3. Plaintiff's Second Claim Fails to State a Plausible Basis for Relief
Plaintiff's second claim is captioned as "Violation of Due Process" and refers to the Fourteenth Amendment. Plaintiff alleges specifically that "[b]y doing the act described in paragraph 8, [unidentified, singular] Defendant caused and/or permitted the violation of Plaintiff's right to Due Process guaranteed by the Fourteenth Amendment...." (Doc. 3 at ¶17). Paragraph 8 states in full: "The case took over 800 days to complete the trial with a final entry entered on 07/12/2017 as ACQUITTED BY COURT." (Id. at ¶8).
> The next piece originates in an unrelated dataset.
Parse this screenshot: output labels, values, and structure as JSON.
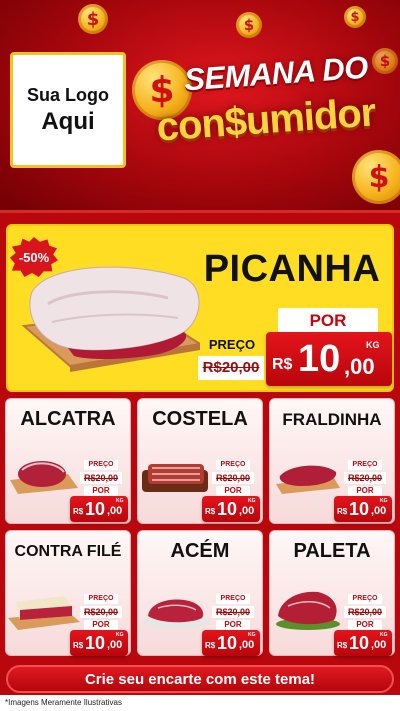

The bare allegations contained in the complaint suggest that this second claim is based upon an alleged speedy trial violation rather than due process. The docket of Plaintiff's underlying criminal case in state court, Hamilton County Municipal Court Case No. C/15/CRB/10112, reflects that Plaintiff filed a motion to dismiss the criminal charges against him based upon an alleged violation or Ohio R.C. § 2945.71, Ohio's Speedy Trial Act. As Defendants point out, however, the state court docket sheet also reflects that Plaintiff requested and was granted at least eighteen continuances of his criminal trial, suggesting waiver of any speedy trial claim.
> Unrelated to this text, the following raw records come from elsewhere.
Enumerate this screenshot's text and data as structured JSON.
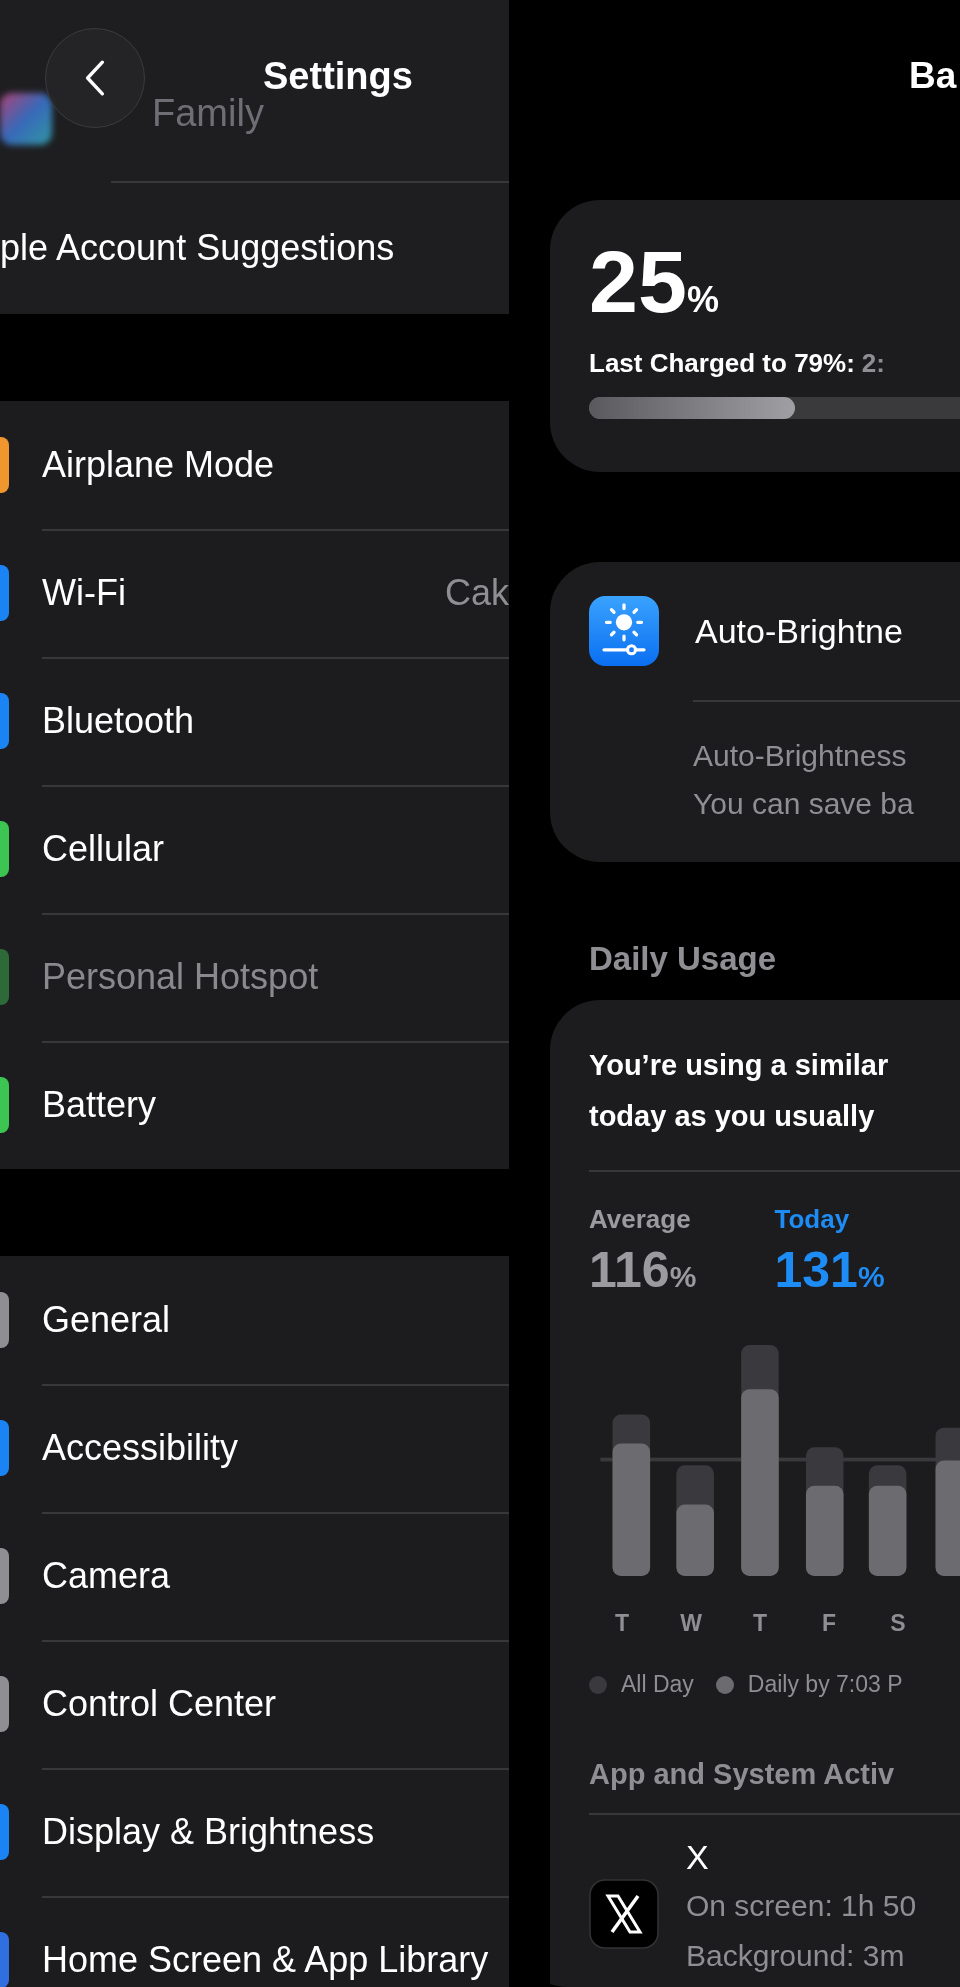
{
  "settings": {
    "title": "Settings",
    "groups": [
      {
        "rows": [
          {
            "label": "Family",
            "kind": "blurred"
          },
          {
            "label": "ple Account Suggestions",
            "kind": "text"
          }
        ]
      },
      {
        "rows": [
          {
            "label": "Airplane Mode",
            "kind": "icon",
            "color": "#f0962f",
            "disabled": false
          },
          {
            "label": "Wi-Fi",
            "kind": "icon",
            "color": "#1b84f5",
            "value": "Cak",
            "disabled": false
          },
          {
            "label": "Bluetooth",
            "kind": "icon",
            "color": "#1b84f5",
            "disabled": false
          },
          {
            "label": "Cellular",
            "kind": "icon",
            "color": "#3cc552",
            "disabled": false
          },
          {
            "label": "Personal Hotspot",
            "kind": "icon",
            "color": "#2e6a38",
            "disabled": true
          },
          {
            "label": "Battery",
            "kind": "icon",
            "color": "#3cc552",
            "disabled": false
          }
        ]
      },
      {
        "rows": [
          {
            "label": "General",
            "kind": "icon",
            "color": "#8e8e93",
            "disabled": false
          },
          {
            "label": "Accessibility",
            "kind": "icon",
            "color": "#1b84f5",
            "disabled": false
          },
          {
            "label": "Camera",
            "kind": "icon",
            "color": "#8e8e93",
            "disabled": false
          },
          {
            "label": "Control Center",
            "kind": "icon",
            "color": "#8e8e93",
            "disabled": false
          },
          {
            "label": "Display & Brightness",
            "kind": "icon",
            "color": "#1b84f5",
            "disabled": false
          },
          {
            "label": "Home Screen & App Library",
            "kind": "icon",
            "color": "#2f6fe0",
            "disabled": false
          }
        ]
      }
    ]
  },
  "battery": {
    "title": "Ba",
    "charge": {
      "percent": "25",
      "unit": "%",
      "last_charged": "Last Charged to 79%:",
      "time": "2:",
      "level": 0.555
    },
    "brightness": {
      "title": "Auto-Brightne",
      "lines": [
        "Auto-Brightness",
        "You can save ba"
      ]
    },
    "daily_usage": {
      "header": "Daily Usage",
      "summary": [
        "You’re using a similar",
        "today as you usually"
      ],
      "stats": [
        {
          "label": "Average",
          "value": "116",
          "unit": "%",
          "color": "#9a9a9f"
        },
        {
          "label": "Today",
          "value": "131",
          "unit": "%",
          "color": "#1e8cf5"
        }
      ],
      "day_labels": [
        "T",
        "W",
        "T",
        "F",
        "S"
      ],
      "legend": [
        {
          "label": "All Day",
          "color": "#3a3a3e"
        },
        {
          "label": "Daily by 7:03 P",
          "color": "#6c6c70"
        }
      ],
      "activity_header": "App and System Activ",
      "apps": [
        {
          "name": "X",
          "lines": [
            "On screen: 1h 50",
            "Background: 3m"
          ]
        }
      ]
    }
  }
}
Regardless of whether Plaintiff intended to bring a speedy trial or a due process claim, however, Plaintiff fails to include any allegations that would tie any of the Defendants' conduct to the length of time that the criminal case remained pending in the Hamilton County Municipal Court. Instead, Plaintiff's minimal allegations against the Defendants pertain to actions that they allegedly took in causing his arrest, prior to Plaintiff's arraignment. Because Plaintiff fails to allege any specific bad-faith governmental behavior related to the timing of his criminal proceedings by any Defendant, Plaintiff has failed to state any plausible due process claim.
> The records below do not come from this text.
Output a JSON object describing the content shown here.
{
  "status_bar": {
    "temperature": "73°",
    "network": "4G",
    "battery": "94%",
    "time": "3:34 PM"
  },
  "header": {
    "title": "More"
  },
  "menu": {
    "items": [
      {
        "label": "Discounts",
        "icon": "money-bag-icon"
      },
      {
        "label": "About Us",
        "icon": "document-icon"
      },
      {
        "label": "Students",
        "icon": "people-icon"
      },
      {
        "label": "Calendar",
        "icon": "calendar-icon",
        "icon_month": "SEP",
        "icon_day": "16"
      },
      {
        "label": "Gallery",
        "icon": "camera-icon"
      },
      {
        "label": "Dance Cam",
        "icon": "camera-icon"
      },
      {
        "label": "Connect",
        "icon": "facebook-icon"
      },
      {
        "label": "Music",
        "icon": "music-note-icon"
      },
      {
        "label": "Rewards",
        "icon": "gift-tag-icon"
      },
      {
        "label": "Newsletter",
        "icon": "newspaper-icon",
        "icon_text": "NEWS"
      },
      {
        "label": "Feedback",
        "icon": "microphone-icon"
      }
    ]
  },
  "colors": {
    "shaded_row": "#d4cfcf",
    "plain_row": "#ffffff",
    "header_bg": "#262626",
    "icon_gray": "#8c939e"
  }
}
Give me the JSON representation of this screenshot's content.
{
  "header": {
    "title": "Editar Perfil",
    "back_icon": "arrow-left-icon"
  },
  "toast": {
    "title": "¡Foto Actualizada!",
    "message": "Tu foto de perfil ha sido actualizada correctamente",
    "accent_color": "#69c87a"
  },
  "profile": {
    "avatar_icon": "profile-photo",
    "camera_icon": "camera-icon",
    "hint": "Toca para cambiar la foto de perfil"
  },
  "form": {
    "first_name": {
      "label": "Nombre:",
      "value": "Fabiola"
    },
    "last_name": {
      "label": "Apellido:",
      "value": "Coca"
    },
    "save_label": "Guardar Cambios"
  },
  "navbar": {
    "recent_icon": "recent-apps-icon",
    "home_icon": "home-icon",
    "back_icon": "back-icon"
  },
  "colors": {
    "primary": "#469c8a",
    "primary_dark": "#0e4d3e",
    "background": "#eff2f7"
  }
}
III. Conclusion and Recommendation
Accordingly, IT IS RECOMMENDED THAT Defendants' motion for judgment on the pleadings (Doc. 17) be GRANTED, that Plaintiff's claims against the Defendants be dismissed with prejudice for failure to state any claim, and that this case be closed.
s/ Stephanie K . Bowman
Stephanie K. Bowman
United States Magistrate Judge
NOTICE
Pursuant to Fed. R. Civ. P. 72(b), any party may serve and file specific, written objections to this Report and Recommendation ("R&R") within FOURTEEN (14) DAYS of the filing date of this R&R. That period may be extended further by the Court on timely motion by either side for an extension of time. All objections shall specify the portion(s) of the R&R objected to, and shall be accompanied by a memorandum of law in support of the objections. A party shall respond to an opponent's objections within FOURTEEN (14) DAYS after being served with a copy of those objections. Failure to make objections in accordance with this procedure may forfeit rights on appeal. See Thomas v. Arn, 474 U.S. 140 (1985); United States v. Walters, 638 F.2d 947 (6th Cir. 1981).